Locally, WallCandy Arts can be found at Pink Chicken in Amagansett and Twist in Southampton. Twist store owner Valerie Revere said this is the first time she has carried wall art in more than nine years—and she’s looking forward to seeing her customers’ reactions. Currently, she’s selling three different chalkboard designs: a heart and “Rococo,” each retailing for $38, and a cupcake decal, which sells for $58.
“If the customers love it, I’ll buy every variation [Ms. Krongard] has to offer,” Ms.

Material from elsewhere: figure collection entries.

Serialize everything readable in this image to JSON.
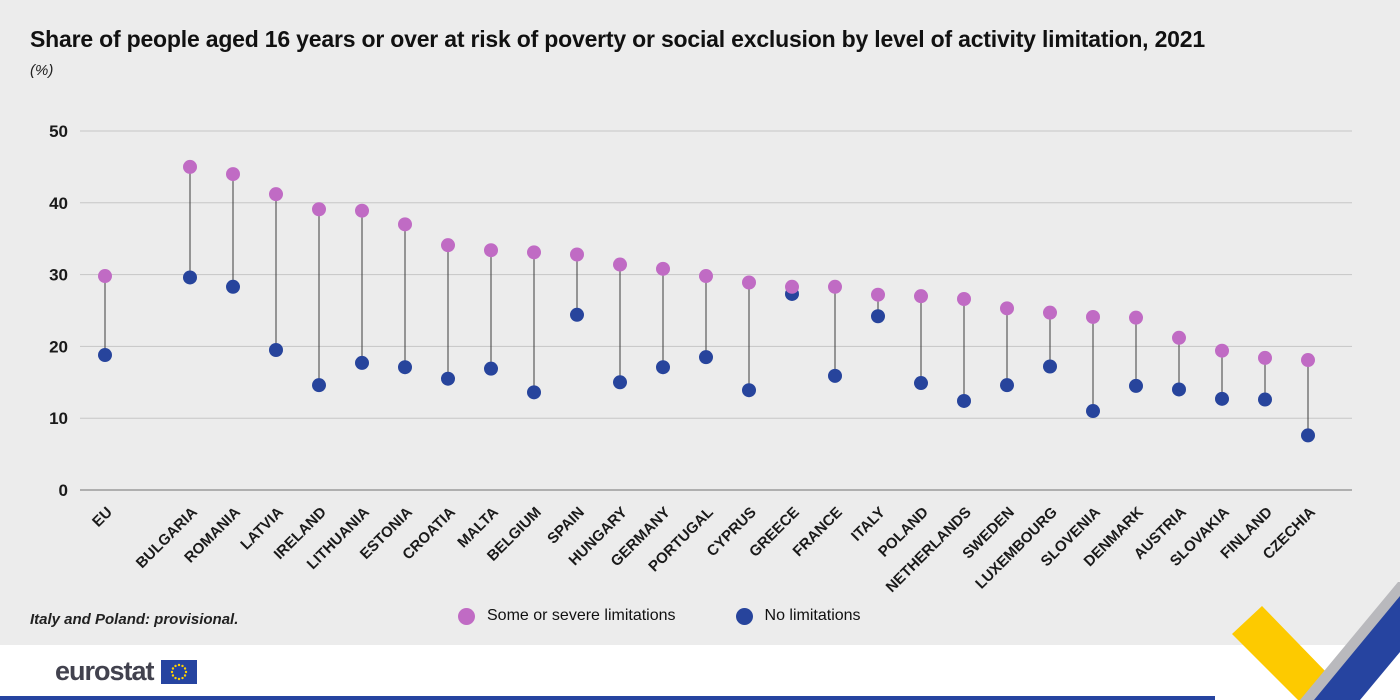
{
  "header": {
    "subtitle": "(%)"
  },
  "note_label": "Italy and Poland: provisional.",
  "footer": {
    "logo_text": "eurostat"
  },
  "chart_data": {
    "type": "scatter",
    "variant": "dumbbell",
    "title": "Share of people aged 16 years or over at risk of poverty or social exclusion by level of activity limitation, 2021",
    "ylabel": "(%)",
    "note": "Italy and Poland: provisional.",
    "grid": true,
    "legend_position": "bottom",
    "ylim": [
      0,
      50
    ],
    "yticks": [
      0,
      10,
      20,
      30,
      40,
      50
    ],
    "categories": [
      "EU",
      "BULGARIA",
      "ROMANIA",
      "LATVIA",
      "IRELAND",
      "LITHUANIA",
      "ESTONIA",
      "CROATIA",
      "MALTA",
      "BELGIUM",
      "SPAIN",
      "HUNGARY",
      "GERMANY",
      "PORTUGAL",
      "CYPRUS",
      "GREECE",
      "FRANCE",
      "ITALY",
      "POLAND",
      "NETHERLANDS",
      "SWEDEN",
      "LUXEMBOURG",
      "SLOVENIA",
      "DENMARK",
      "AUSTRIA",
      "SLOVAKIA",
      "FINLAND",
      "CZECHIA"
    ],
    "series": [
      {
        "name": "Some or severe limitations",
        "color": "#c06bc4",
        "values": [
          29.8,
          45.0,
          44.0,
          41.2,
          39.1,
          38.9,
          37.0,
          34.1,
          33.4,
          33.1,
          32.8,
          31.4,
          30.8,
          29.8,
          28.9,
          28.3,
          28.3,
          27.2,
          27.0,
          26.6,
          25.3,
          24.7,
          24.1,
          24.0,
          21.2,
          19.4,
          18.4,
          18.1
        ]
      },
      {
        "name": "No limitations",
        "color": "#27449c",
        "values": [
          18.8,
          29.6,
          28.3,
          19.5,
          14.6,
          17.7,
          17.1,
          15.5,
          16.9,
          13.6,
          24.4,
          15.0,
          17.1,
          18.5,
          13.9,
          27.3,
          15.9,
          24.2,
          14.9,
          12.4,
          14.6,
          17.2,
          11.0,
          14.5,
          14.0,
          12.7,
          12.6,
          7.6
        ]
      }
    ],
    "connector_color": "#3c3c3c",
    "background": "#ececec"
  }
}
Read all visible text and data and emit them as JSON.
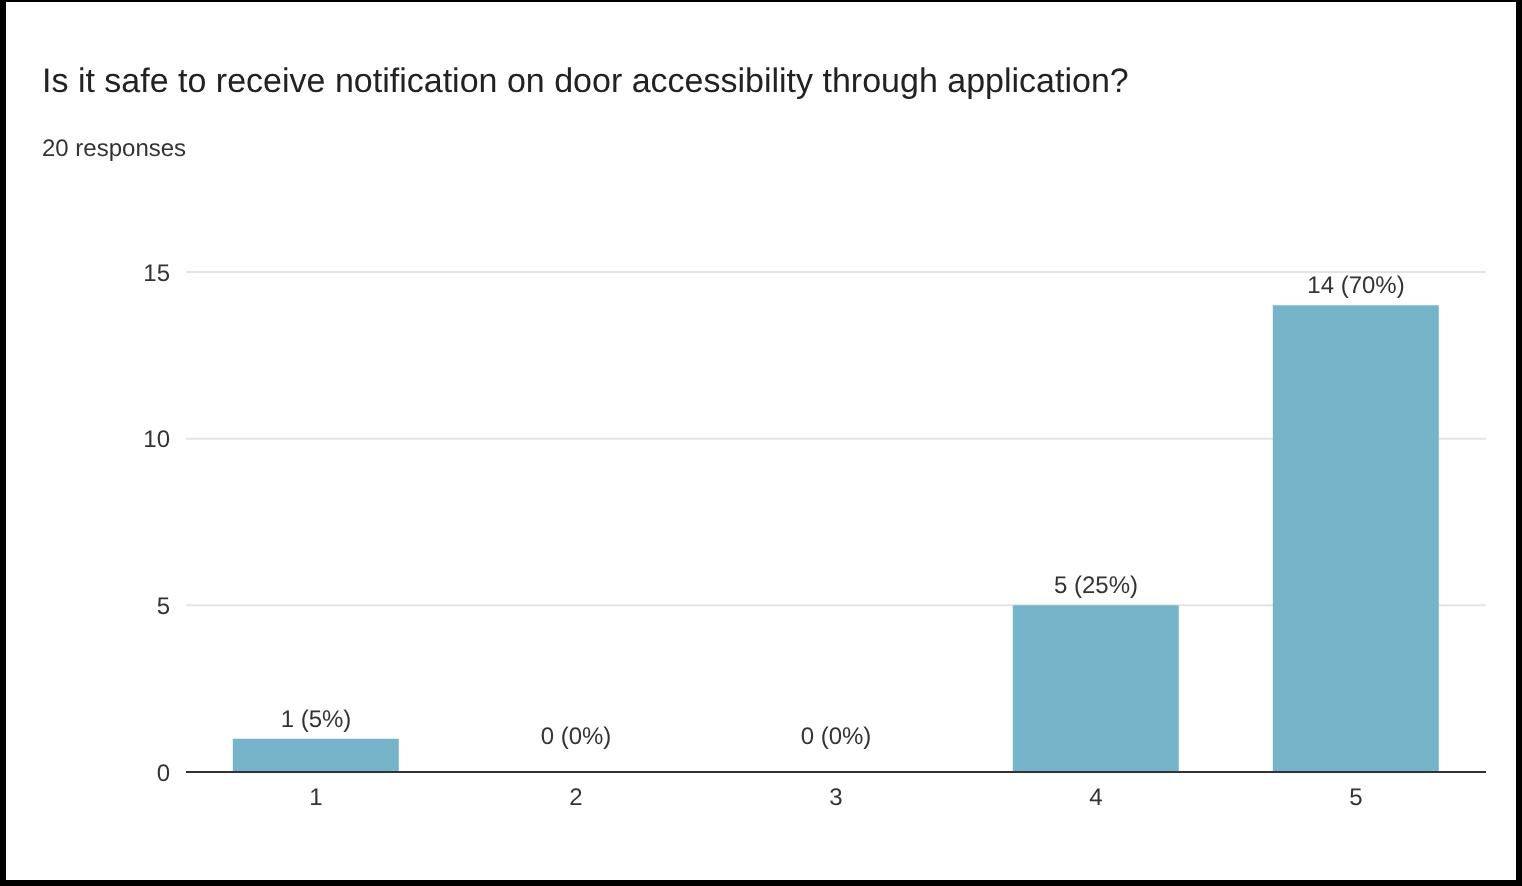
{
  "chart_data": {
    "type": "bar",
    "title": "Is it safe to receive notification on door accessibility through application?",
    "subtitle": "20 responses",
    "categories": [
      "1",
      "2",
      "3",
      "4",
      "5"
    ],
    "values": [
      1,
      0,
      0,
      5,
      14
    ],
    "color": "#76b5c9",
    "value_labels": [
      "1 (5%)",
      "0 (0%)",
      "0 (0%)",
      "5 (25%)",
      "14 (70%)"
    ],
    "ylim": [
      0,
      15
    ],
    "yticks": [
      0,
      5,
      10,
      15
    ],
    "grid": "y"
  }
}
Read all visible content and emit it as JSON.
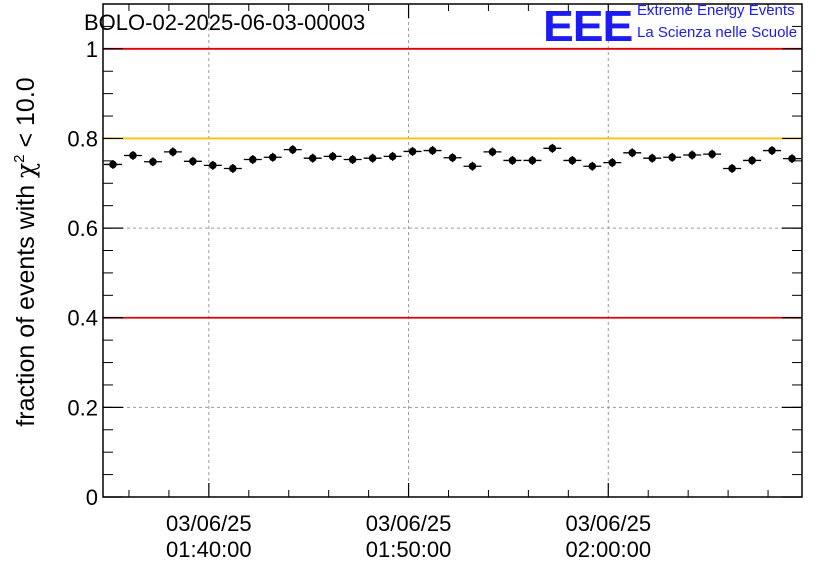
{
  "header": {
    "run_title": "BOLO-02-2025-06-03-00003",
    "logo_text": "EEE",
    "logo_line1": "Extreme Energy Events",
    "logo_line2": "La Scienza nelle Scuole",
    "logo_color": "#1c1cf0"
  },
  "chart_data": {
    "type": "scatter",
    "title": "BOLO-02-2025-06-03-00003",
    "ylabel_prefix": "fraction of events with ",
    "ylabel_chi": "χ",
    "ylabel_exp": "2",
    "ylabel_suffix": " < 10.0",
    "xlabel": "",
    "ylim": [
      0,
      1.1
    ],
    "y_ticks": [
      "0",
      "0.2",
      "0.4",
      "0.6",
      "0.8",
      "1"
    ],
    "y_tick_values": [
      0,
      0.2,
      0.4,
      0.6,
      0.8,
      1.0
    ],
    "x_range_minutes": [
      94.7,
      129.7
    ],
    "x_tick_minutes": [
      100,
      110,
      120
    ],
    "x_tick_labels": [
      [
        "03/06/25",
        "01:40:00"
      ],
      [
        "03/06/25",
        "01:50:00"
      ],
      [
        "03/06/25",
        "02:00:00"
      ]
    ],
    "reference_lines": [
      {
        "y": 1.0,
        "color": "#e00000"
      },
      {
        "y": 0.8,
        "color": "#ffc000"
      },
      {
        "y": 0.4,
        "color": "#e00000"
      }
    ],
    "grid": true,
    "bin_width_minutes": 1.0,
    "series": [
      {
        "name": "fraction",
        "x_minutes": [
          95.2,
          96.2,
          97.2,
          98.2,
          99.2,
          100.2,
          101.2,
          102.2,
          103.2,
          104.2,
          105.2,
          106.2,
          107.2,
          108.2,
          109.2,
          110.2,
          111.2,
          112.2,
          113.2,
          114.2,
          115.2,
          116.2,
          117.2,
          118.2,
          119.2,
          120.2,
          121.2,
          122.2,
          123.2,
          124.2,
          125.2,
          126.2,
          127.2,
          128.2,
          129.2
        ],
        "values": [
          0.742,
          0.762,
          0.748,
          0.77,
          0.749,
          0.74,
          0.733,
          0.753,
          0.758,
          0.775,
          0.756,
          0.76,
          0.753,
          0.756,
          0.76,
          0.771,
          0.773,
          0.757,
          0.738,
          0.77,
          0.751,
          0.751,
          0.778,
          0.751,
          0.738,
          0.746,
          0.768,
          0.756,
          0.758,
          0.763,
          0.765,
          0.733,
          0.751,
          0.773,
          0.755
        ],
        "errors": [
          0.01,
          0.01,
          0.01,
          0.01,
          0.01,
          0.01,
          0.01,
          0.01,
          0.01,
          0.01,
          0.01,
          0.01,
          0.01,
          0.01,
          0.01,
          0.01,
          0.01,
          0.01,
          0.01,
          0.01,
          0.01,
          0.01,
          0.01,
          0.01,
          0.01,
          0.01,
          0.01,
          0.01,
          0.01,
          0.01,
          0.01,
          0.01,
          0.01,
          0.01,
          0.01
        ]
      }
    ]
  }
}
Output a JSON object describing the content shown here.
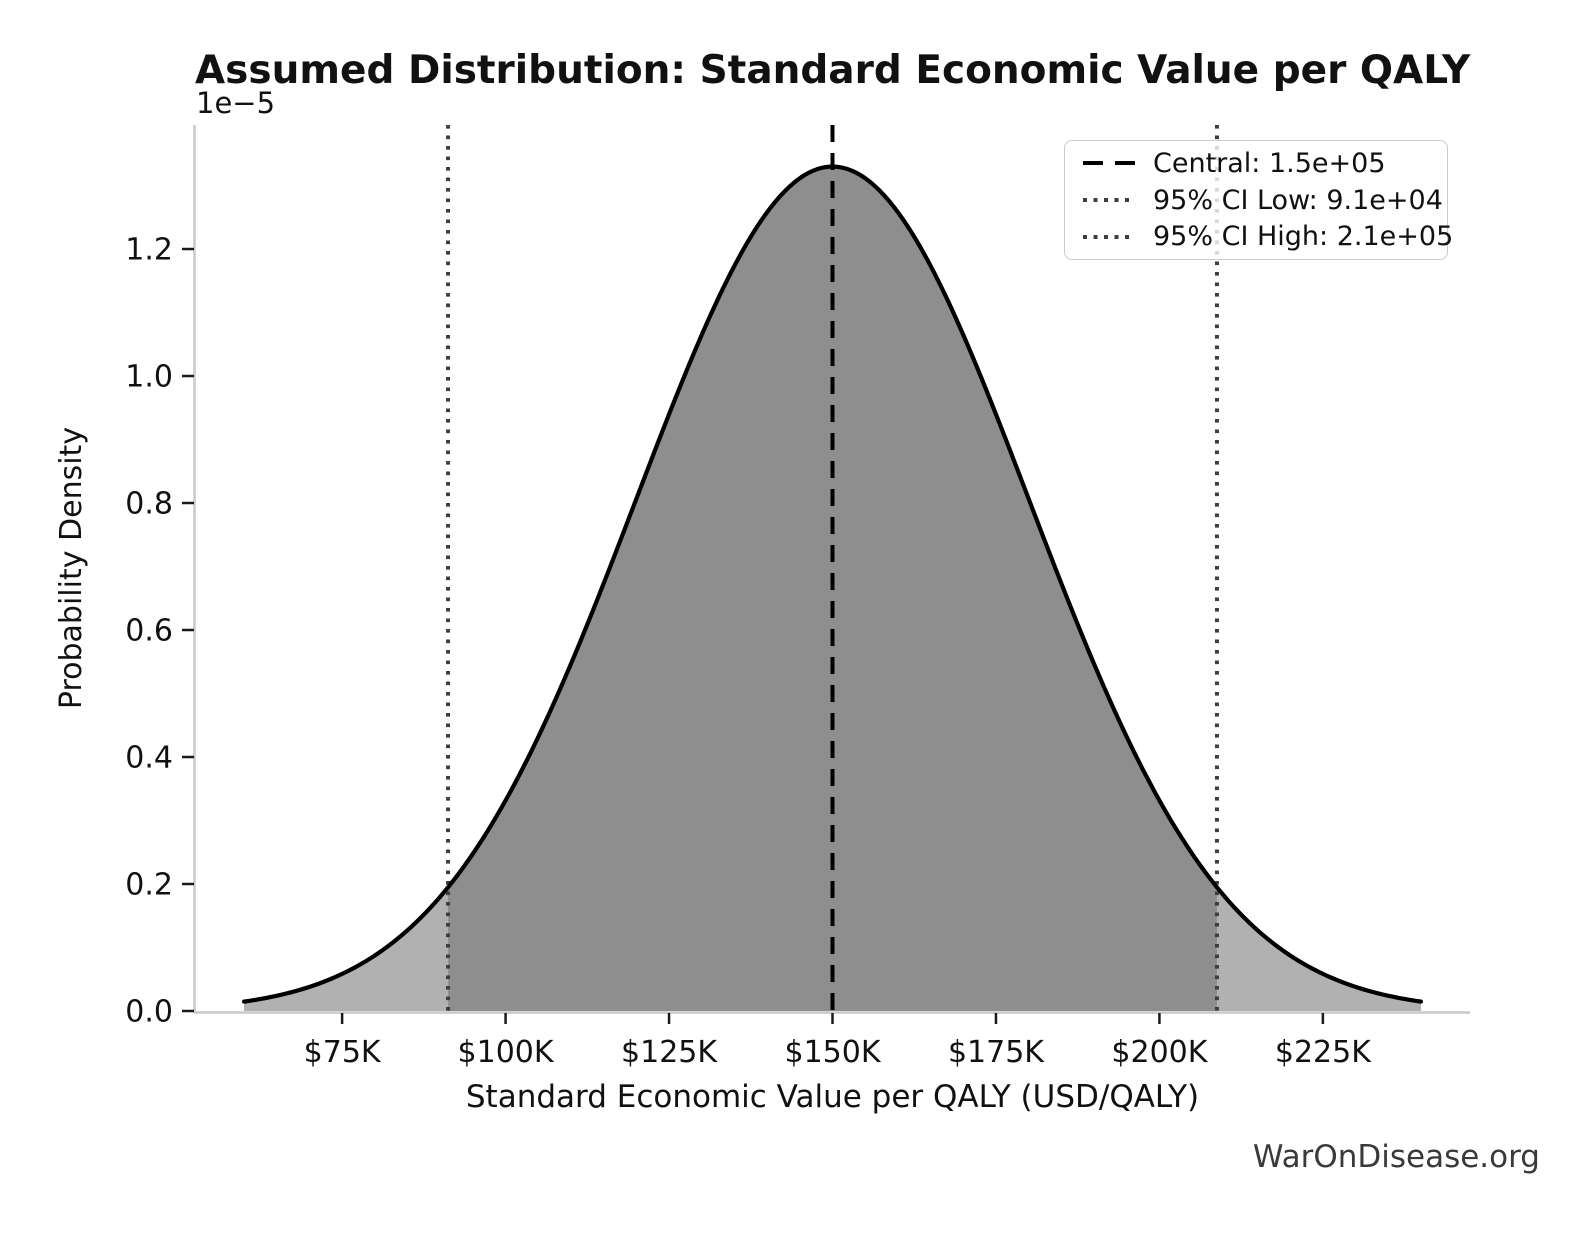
{
  "figure": {
    "title": "Assumed Distribution: Standard Economic Value per QALY",
    "watermark": "WarOnDisease.org"
  },
  "axes": {
    "x_label": "Standard Economic Value per QALY (USD/QALY)",
    "y_label": "Probability Density",
    "y_offset_text": "1e−5"
  },
  "legend": {
    "items": [
      {
        "label": "Central: 1.5e+05",
        "style": "dashed",
        "color": "#000000"
      },
      {
        "label": "95% CI Low: 9.1e+04",
        "style": "dotted",
        "color": "#3e3e3e"
      },
      {
        "label": "95% CI High: 2.1e+05",
        "style": "dotted",
        "color": "#3e3e3e"
      }
    ]
  },
  "colors": {
    "curve": "#000000",
    "fill_tails": "#b1b1b1",
    "fill_ci": "#8e8e8e",
    "central_line": "#000000",
    "ci_line": "#3e3e3e",
    "spine": "#c9c9c9",
    "tick": "#1a1a1a",
    "watermark": "#3a3a3a",
    "legend_border": "#cccccc"
  },
  "chart_data": {
    "type": "area",
    "title": "Assumed Distribution: Standard Economic Value per QALY",
    "xlabel": "Standard Economic Value per QALY (USD/QALY)",
    "ylabel": "Probability Density",
    "grid": false,
    "legend_position": "upper right",
    "y_units": "probability density, values in 1e-5 per USD",
    "distribution": {
      "family": "normal",
      "mean": 150000,
      "std": 30000,
      "x_min": 60000,
      "x_max": 240000
    },
    "x_usd": [
      60000,
      70000,
      80000,
      90000,
      100000,
      110000,
      120000,
      130000,
      140000,
      150000,
      160000,
      170000,
      180000,
      190000,
      200000,
      210000,
      220000,
      230000,
      240000
    ],
    "density_1e5": [
      0.01477,
      0.03799,
      0.08741,
      0.17998,
      0.33159,
      0.5467,
      0.80657,
      1.06483,
      1.25795,
      1.32981,
      1.25795,
      1.06483,
      0.80657,
      0.5467,
      0.33159,
      0.17998,
      0.08741,
      0.03799,
      0.01477
    ],
    "markers": {
      "central": {
        "value": 150000,
        "label": "Central: 1.5e+05",
        "style": "dashed"
      },
      "ci_low": {
        "value": 91200,
        "label": "95% CI Low: 9.1e+04",
        "style": "dotted"
      },
      "ci_high": {
        "value": 208800,
        "label": "95% CI High: 2.1e+05",
        "style": "dotted"
      }
    },
    "x_ticks": [
      {
        "value": 75000,
        "label": "$75K"
      },
      {
        "value": 100000,
        "label": "$100K"
      },
      {
        "value": 125000,
        "label": "$125K"
      },
      {
        "value": 150000,
        "label": "$150K"
      },
      {
        "value": 175000,
        "label": "$175K"
      },
      {
        "value": 200000,
        "label": "$200K"
      },
      {
        "value": 225000,
        "label": "$225K"
      }
    ],
    "y_ticks_1e5": [
      {
        "value": 0,
        "label": "0.0"
      },
      {
        "value": 0.2,
        "label": "0.2"
      },
      {
        "value": 0.4,
        "label": "0.4"
      },
      {
        "value": 0.6,
        "label": "0.6"
      },
      {
        "value": 0.8,
        "label": "0.8"
      },
      {
        "value": 1.0,
        "label": "1.0"
      },
      {
        "value": 1.2,
        "label": "1.2"
      }
    ],
    "xlim": [
      52500,
      247500
    ],
    "ylim_1e5": [
      0,
      1.3953
    ]
  }
}
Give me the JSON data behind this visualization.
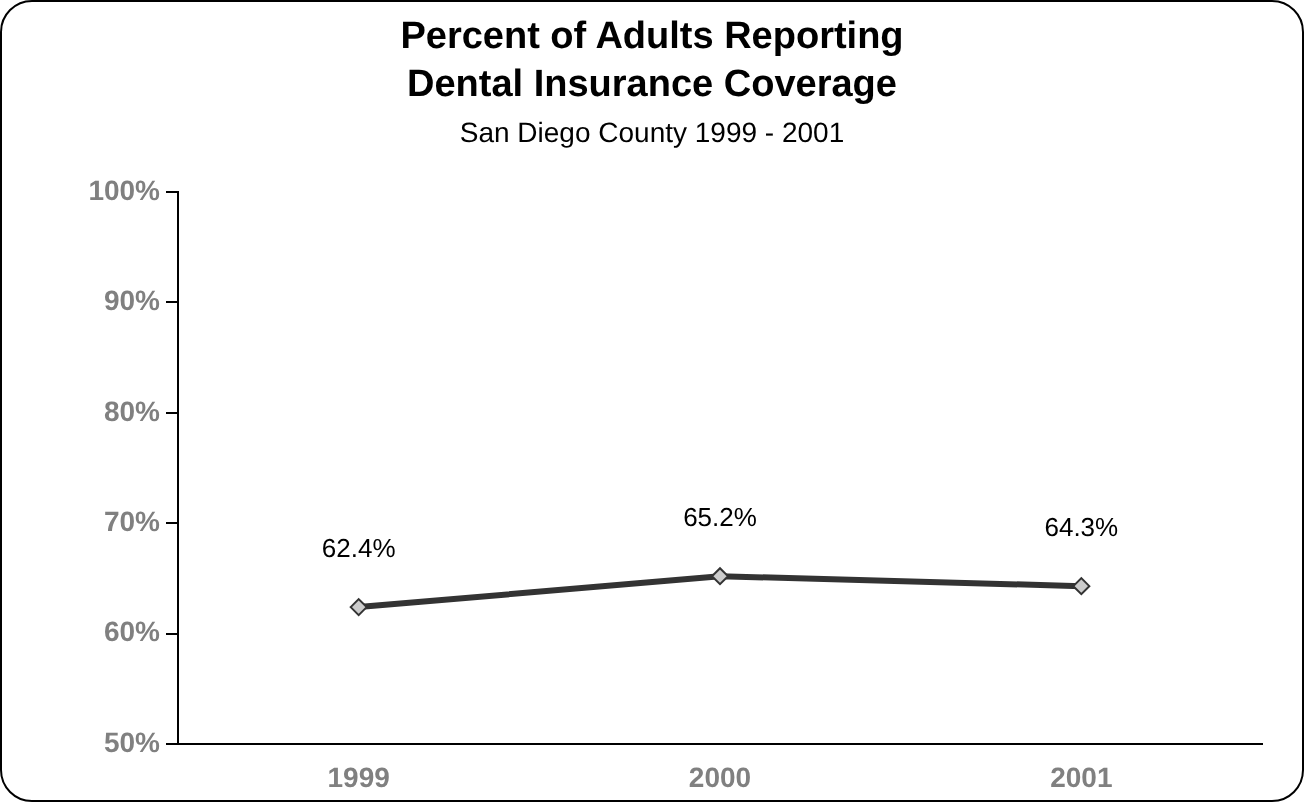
{
  "chart_data": {
    "type": "line",
    "title": "Percent of Adults Reporting Dental Insurance Coverage",
    "subtitle": "San Diego County 1999 - 2001",
    "categories": [
      "1999",
      "2000",
      "2001"
    ],
    "series": [
      {
        "color": "#333333",
        "values": [
          62.4,
          65.2,
          64.3
        ],
        "value_labels": [
          "62.4%",
          "65.2%",
          "64.3%"
        ]
      }
    ],
    "ylim": [
      50,
      100
    ],
    "yticks": [
      {
        "value": 50,
        "label": "50%"
      },
      {
        "value": 60,
        "label": "60%"
      },
      {
        "value": 70,
        "label": "70%"
      },
      {
        "value": 80,
        "label": "80%"
      },
      {
        "value": 90,
        "label": "90%"
      },
      {
        "value": 100,
        "label": "100%"
      }
    ],
    "grid": false,
    "legend": false,
    "marker": "diamond",
    "line_style": "solid"
  }
}
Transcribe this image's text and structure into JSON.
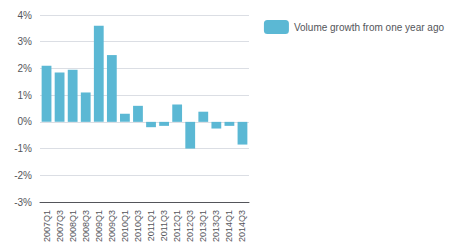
{
  "chart_data": {
    "type": "bar",
    "categories": [
      "2007Q1",
      "2007Q3",
      "2008Q1",
      "2008Q3",
      "2009Q1",
      "2009Q3",
      "2010Q1",
      "2010Q3",
      "2011Q1",
      "2011Q3",
      "2012Q1",
      "2012Q3",
      "2013Q1",
      "2013Q3",
      "2014Q1",
      "2014Q3"
    ],
    "series": [
      {
        "name": "Volume growth from one year ago",
        "color": "#5BB8D4",
        "values": [
          2.1,
          1.85,
          1.95,
          1.1,
          3.6,
          2.5,
          0.3,
          0.6,
          -0.2,
          -0.15,
          0.65,
          -1.0,
          0.38,
          -0.25,
          -0.15,
          -0.85
        ]
      }
    ],
    "ylim": [
      -3,
      4
    ],
    "yticks": [
      {
        "value": -3,
        "label": "-3%"
      },
      {
        "value": -2,
        "label": "-2%"
      },
      {
        "value": -1,
        "label": "-1%"
      },
      {
        "value": 0,
        "label": "0%"
      },
      {
        "value": 1,
        "label": "1%"
      },
      {
        "value": 2,
        "label": "2%"
      },
      {
        "value": 3,
        "label": "3%"
      },
      {
        "value": 4,
        "label": "4%"
      }
    ],
    "grid": true,
    "legend": "right"
  }
}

Revere said. “I’m very choosy about what I decided to put in the store’s new gift department, and I just felt like this was something that’s not out there. It’s unique, and it’s helpful, too.”
In the future, Ms. Krongard said she hopes to stay in business and keep moving forward, perhaps by teaming up with a bedding company to take one of her designs and make it into a sheet line.
“At this point, the company has sort of grown beyond what one mom can do,” she said. “My hope is that I built a reputation and a company and a presence in my industry that one day, I can sell it and spend more time gardening and mothering. I could probably do more good in the world if I now helped other women entrepreneurs who are starting out, more than helping the world by coming up with more decals to compete with every other decal.”